Listen to this article
A research team at the Gwangju Institute of Science and Technology (GIST) in Korea created a method to allow artificial intelligence (AI) vision systems to better identify objects that are cluttered together and may not be entirely visible.
Kyoobin Lee, an associate professor at GIST, and Seunghyeok Back, a Ph.D. student, and their research team at the university, set out to create an AI system that could identify and sort objects in cluttered scenes. The team quickly found that robotic vision systems require large datasets of objects to be able to identify objects are aren’t fully visible.
“We expect a robot to recognize and manipulate objects they have not encountered before or been trained to recognize,” Back said. “In reality, however, we need to manually collect and label data one by one as the generalizability of deep neural networks depends highly on the quality and quantity of the training dataset.”
Typically, when AI is presented with a scene of many cluttered objects, the system will try to identify each item based only on the parts of it that are visible. Lee and Back decided to take a different approach, and instead taught the AI to recognize the geometry of each object, so that it can infer what parts of the object it can’t see.

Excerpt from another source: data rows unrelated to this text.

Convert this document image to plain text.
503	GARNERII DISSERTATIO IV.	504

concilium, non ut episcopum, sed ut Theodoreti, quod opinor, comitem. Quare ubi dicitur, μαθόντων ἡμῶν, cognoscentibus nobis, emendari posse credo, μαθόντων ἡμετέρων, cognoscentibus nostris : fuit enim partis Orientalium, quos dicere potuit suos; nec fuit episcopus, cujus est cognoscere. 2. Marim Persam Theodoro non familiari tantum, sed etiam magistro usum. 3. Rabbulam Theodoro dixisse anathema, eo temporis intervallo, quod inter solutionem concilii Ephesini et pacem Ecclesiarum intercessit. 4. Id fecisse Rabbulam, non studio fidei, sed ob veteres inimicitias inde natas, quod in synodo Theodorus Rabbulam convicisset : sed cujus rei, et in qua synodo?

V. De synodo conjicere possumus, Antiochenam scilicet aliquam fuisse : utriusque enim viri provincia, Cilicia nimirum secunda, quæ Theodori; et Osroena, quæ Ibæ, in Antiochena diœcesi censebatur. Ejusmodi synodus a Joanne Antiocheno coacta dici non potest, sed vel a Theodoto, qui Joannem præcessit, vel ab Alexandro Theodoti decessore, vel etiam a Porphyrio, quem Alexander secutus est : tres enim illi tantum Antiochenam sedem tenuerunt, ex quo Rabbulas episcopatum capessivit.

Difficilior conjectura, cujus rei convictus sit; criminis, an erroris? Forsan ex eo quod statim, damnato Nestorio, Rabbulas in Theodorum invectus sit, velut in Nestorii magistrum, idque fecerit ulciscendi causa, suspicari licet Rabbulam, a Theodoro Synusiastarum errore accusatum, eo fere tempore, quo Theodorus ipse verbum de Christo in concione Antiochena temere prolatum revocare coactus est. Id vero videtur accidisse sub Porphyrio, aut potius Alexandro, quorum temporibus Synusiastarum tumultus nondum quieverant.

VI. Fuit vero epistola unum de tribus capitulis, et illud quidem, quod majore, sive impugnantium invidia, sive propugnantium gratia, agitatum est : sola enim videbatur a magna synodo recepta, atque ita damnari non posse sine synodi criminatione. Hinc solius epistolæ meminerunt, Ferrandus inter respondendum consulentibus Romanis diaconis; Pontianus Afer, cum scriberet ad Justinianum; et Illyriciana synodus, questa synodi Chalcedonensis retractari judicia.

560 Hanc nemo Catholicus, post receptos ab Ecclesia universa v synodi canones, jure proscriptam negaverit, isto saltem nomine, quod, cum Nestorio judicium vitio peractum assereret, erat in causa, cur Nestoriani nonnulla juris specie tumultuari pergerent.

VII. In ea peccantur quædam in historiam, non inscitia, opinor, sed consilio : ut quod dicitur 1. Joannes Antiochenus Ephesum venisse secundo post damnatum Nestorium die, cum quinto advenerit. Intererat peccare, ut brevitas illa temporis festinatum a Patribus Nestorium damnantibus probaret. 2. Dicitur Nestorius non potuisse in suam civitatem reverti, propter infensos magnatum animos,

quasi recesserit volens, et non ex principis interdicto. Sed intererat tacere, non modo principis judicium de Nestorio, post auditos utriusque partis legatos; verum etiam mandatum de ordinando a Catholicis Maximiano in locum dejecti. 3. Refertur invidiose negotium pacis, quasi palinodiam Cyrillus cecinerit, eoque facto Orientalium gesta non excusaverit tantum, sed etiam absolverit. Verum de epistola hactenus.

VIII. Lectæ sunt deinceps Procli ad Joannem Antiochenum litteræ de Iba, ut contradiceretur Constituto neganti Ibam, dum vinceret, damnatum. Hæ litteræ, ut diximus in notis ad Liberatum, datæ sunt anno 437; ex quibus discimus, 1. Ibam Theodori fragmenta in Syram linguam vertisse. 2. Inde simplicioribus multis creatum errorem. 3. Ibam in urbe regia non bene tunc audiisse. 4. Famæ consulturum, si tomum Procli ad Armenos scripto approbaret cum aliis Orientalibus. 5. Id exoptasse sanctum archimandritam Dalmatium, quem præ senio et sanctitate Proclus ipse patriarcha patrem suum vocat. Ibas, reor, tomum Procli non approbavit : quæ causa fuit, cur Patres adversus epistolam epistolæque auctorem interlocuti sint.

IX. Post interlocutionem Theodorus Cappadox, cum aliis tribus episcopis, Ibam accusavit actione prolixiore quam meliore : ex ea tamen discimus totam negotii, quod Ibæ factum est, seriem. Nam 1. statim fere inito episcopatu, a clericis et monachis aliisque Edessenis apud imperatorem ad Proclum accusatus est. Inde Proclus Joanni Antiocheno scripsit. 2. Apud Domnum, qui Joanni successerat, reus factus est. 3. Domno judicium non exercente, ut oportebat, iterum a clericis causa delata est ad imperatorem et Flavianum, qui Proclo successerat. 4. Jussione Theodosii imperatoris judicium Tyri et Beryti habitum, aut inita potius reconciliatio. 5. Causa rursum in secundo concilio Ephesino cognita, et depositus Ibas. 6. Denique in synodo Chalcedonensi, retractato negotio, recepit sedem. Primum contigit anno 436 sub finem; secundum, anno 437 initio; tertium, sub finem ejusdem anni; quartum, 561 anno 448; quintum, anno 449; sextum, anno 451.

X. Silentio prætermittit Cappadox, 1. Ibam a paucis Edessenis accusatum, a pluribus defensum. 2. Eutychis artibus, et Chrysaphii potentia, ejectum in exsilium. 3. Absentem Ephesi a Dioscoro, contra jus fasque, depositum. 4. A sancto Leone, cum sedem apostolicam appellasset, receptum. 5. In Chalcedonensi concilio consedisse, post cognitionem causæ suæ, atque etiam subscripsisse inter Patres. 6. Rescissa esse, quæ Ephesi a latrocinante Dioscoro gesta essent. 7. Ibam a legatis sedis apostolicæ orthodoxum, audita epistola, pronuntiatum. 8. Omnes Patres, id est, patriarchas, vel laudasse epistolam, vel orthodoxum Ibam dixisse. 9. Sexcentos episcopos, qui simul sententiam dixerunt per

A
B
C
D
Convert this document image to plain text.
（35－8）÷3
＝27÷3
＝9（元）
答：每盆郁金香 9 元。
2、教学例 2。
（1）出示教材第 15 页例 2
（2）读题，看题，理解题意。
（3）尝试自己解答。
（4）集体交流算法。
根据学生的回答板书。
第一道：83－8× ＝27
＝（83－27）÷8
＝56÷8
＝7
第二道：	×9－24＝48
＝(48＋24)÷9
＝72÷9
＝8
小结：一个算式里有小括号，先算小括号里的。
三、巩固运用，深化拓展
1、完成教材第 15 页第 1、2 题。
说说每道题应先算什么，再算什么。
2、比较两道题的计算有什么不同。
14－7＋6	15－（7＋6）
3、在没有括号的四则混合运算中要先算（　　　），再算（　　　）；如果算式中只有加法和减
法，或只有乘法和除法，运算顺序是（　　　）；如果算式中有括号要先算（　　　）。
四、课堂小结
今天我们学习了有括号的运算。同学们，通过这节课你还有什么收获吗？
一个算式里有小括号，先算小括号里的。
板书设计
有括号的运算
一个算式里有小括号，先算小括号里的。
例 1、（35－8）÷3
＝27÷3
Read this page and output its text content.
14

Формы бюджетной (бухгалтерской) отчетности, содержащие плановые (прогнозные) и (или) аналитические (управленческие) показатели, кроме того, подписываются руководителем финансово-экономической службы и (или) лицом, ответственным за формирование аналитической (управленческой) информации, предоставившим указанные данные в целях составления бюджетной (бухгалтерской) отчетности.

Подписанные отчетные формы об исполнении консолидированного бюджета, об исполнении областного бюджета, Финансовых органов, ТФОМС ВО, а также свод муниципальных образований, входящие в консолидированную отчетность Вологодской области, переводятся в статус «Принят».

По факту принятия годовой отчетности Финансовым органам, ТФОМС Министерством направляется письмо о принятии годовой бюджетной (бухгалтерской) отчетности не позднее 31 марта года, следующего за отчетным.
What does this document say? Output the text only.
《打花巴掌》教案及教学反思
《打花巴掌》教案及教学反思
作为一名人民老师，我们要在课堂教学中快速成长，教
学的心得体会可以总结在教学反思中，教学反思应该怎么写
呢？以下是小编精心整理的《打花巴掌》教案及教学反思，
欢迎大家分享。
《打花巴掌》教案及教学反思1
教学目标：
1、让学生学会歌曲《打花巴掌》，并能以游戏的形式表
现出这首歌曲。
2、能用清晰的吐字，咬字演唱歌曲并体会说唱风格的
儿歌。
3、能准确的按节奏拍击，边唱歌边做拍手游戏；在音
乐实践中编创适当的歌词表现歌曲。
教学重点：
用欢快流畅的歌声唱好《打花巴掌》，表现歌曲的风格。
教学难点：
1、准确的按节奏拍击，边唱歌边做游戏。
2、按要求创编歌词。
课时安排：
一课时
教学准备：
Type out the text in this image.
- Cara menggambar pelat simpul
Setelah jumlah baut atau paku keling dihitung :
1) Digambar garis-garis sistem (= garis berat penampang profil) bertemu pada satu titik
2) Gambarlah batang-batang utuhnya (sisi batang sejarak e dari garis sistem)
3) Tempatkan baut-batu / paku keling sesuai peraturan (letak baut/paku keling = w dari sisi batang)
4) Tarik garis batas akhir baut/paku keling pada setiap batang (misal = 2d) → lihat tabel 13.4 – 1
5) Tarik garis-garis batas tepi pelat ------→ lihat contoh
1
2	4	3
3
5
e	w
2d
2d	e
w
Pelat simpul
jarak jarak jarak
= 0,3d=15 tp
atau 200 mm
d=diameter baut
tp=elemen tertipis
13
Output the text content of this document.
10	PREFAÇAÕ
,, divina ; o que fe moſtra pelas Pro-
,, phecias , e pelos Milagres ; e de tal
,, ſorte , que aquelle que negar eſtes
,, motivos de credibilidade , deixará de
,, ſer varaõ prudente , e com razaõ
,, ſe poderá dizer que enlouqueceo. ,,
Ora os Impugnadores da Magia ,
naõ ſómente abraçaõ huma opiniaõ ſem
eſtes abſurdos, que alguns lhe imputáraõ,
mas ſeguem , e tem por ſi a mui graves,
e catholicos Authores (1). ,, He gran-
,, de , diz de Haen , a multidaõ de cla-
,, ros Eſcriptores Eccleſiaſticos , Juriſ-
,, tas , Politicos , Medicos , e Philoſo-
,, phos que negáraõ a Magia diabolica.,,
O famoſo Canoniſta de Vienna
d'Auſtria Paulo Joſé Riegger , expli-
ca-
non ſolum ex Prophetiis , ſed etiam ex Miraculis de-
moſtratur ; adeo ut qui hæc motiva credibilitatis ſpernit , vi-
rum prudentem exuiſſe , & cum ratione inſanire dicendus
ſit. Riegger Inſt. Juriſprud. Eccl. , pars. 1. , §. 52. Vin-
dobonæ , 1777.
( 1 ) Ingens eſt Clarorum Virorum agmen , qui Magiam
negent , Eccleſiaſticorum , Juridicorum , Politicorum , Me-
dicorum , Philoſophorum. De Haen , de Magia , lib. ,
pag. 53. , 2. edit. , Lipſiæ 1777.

Teaching the AI to do this required a much smaller dataset of 45,000 photo realistic synthetic images containing depth information. When the AI is presented with a scene, it begins to understand it by picking out an object of interest and then segmented the object into a “visible mask” and an “amodal mask”.
After segmenting the scene, the AI uses a hierarchical occlusion modeling (HOM) scheme. The scheme ranks combinations of features that could be obscured by how likely they may be present. The team tested its HOM scheme against three benchmarks and found that it achieved state-of-the-art performance.
“Previous methods are limited to either detecting only specific types of objects or detecting only the visible regions without explicitly reasoning over occluded areas,” Back said. “By contrast, our method can infer the hidden regions of occluded objects like a human vision system. This enables a reduction in data collection efforts while improving performance in a complex environment.”
The research team’s results were accepted at the 2022 IEEE International Conference on Robotics and Automation.